Por
  • Eva Pérez Sorribes

15-M

Acampada en la plaza del Pilar de Zaragoza, el 21 de mayo de 2011.
'15-M'
José Miguel Marco

Las comparaciones no solo son odiosas, también injustas y a veces inevitables. 

Hace diez años, un día como hoy, las plazas de las capitales de España se llenaron de acampadas urbanas que pedían justicia, democracia, empleo y vivienda. Hace solo una semana, una noche como la de hoy, varias de esas plazas se llenaron de juerguistas y borrachos para celebrar el fin del estado de alarma como si no hubiera un mañana ni una pandemia. Hace una década se reclamaba lo colectivo, y hoy triunfa –travestido de engañosa libertad– el individualismo más frívolo y rampante. Y se traduce, hoy como entonces, en la política. De aquellas plazas se rejuveneció el Congreso, surgieron nuevas siglas y brotó esperanza. Se cuestionó el poder y el contrapoder, se pidió protección para los vulnerables y se colaron en la agenda pública asuntos como los desahucios, la pobreza energética o la desigualdad.
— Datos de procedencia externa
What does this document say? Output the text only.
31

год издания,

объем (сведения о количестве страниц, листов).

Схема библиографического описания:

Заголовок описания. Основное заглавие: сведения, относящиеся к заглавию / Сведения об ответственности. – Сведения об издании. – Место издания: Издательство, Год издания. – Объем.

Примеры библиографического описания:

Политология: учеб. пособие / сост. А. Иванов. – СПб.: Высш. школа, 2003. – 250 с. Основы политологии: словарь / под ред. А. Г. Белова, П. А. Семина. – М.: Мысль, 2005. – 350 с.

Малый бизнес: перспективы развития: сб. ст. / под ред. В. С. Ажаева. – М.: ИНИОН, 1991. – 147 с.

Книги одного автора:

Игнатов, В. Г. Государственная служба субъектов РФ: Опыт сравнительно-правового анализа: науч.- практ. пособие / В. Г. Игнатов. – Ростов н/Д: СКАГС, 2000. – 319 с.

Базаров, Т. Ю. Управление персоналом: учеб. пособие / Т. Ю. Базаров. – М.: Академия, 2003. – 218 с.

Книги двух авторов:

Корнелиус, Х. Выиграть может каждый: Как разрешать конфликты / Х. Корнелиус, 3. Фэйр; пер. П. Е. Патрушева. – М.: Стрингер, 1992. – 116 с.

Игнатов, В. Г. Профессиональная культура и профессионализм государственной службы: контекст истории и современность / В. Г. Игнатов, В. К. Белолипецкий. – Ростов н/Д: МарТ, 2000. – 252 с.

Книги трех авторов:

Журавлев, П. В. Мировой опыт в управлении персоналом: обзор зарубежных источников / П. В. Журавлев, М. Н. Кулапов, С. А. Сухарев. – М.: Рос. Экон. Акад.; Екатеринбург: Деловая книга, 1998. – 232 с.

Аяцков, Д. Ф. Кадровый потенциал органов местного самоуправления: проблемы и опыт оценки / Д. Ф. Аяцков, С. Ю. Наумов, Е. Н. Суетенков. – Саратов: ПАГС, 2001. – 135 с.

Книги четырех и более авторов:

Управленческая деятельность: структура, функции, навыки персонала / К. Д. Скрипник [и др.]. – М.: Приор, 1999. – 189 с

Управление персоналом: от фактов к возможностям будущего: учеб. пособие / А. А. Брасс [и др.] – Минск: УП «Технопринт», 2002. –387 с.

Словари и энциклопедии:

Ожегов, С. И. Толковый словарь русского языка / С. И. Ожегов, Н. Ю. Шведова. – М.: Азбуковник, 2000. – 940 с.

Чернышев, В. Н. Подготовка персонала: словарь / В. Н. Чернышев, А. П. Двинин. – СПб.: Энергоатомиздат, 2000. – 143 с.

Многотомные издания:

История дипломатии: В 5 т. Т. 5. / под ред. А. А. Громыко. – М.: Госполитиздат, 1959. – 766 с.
Se reclamó más participación y mejor representación, se exigió rendir cuentas, lo mismo que ahora se exigen bares y cañas. ¿Cuándo y cómo se fue todo por el desagüe? La izquierda perdió la oportunidad de convertir lo deseable en realidad tangible y posible –enredada como siempre en divisiones internas y gestiones ineficientes– y la derecha se alineó con el populismo para intentar no cambiar nada. Pero es el mito de Lampedusa al revés, porque avanza la historia a nuestro pesar y nada sigue igual aunque lo parezca. Solo que los cambios, disfrazados y reducidos al corte de una coleta, van mucho más allá y no se adivinan ni de lejos atisbando solo el fondo de una cerveza.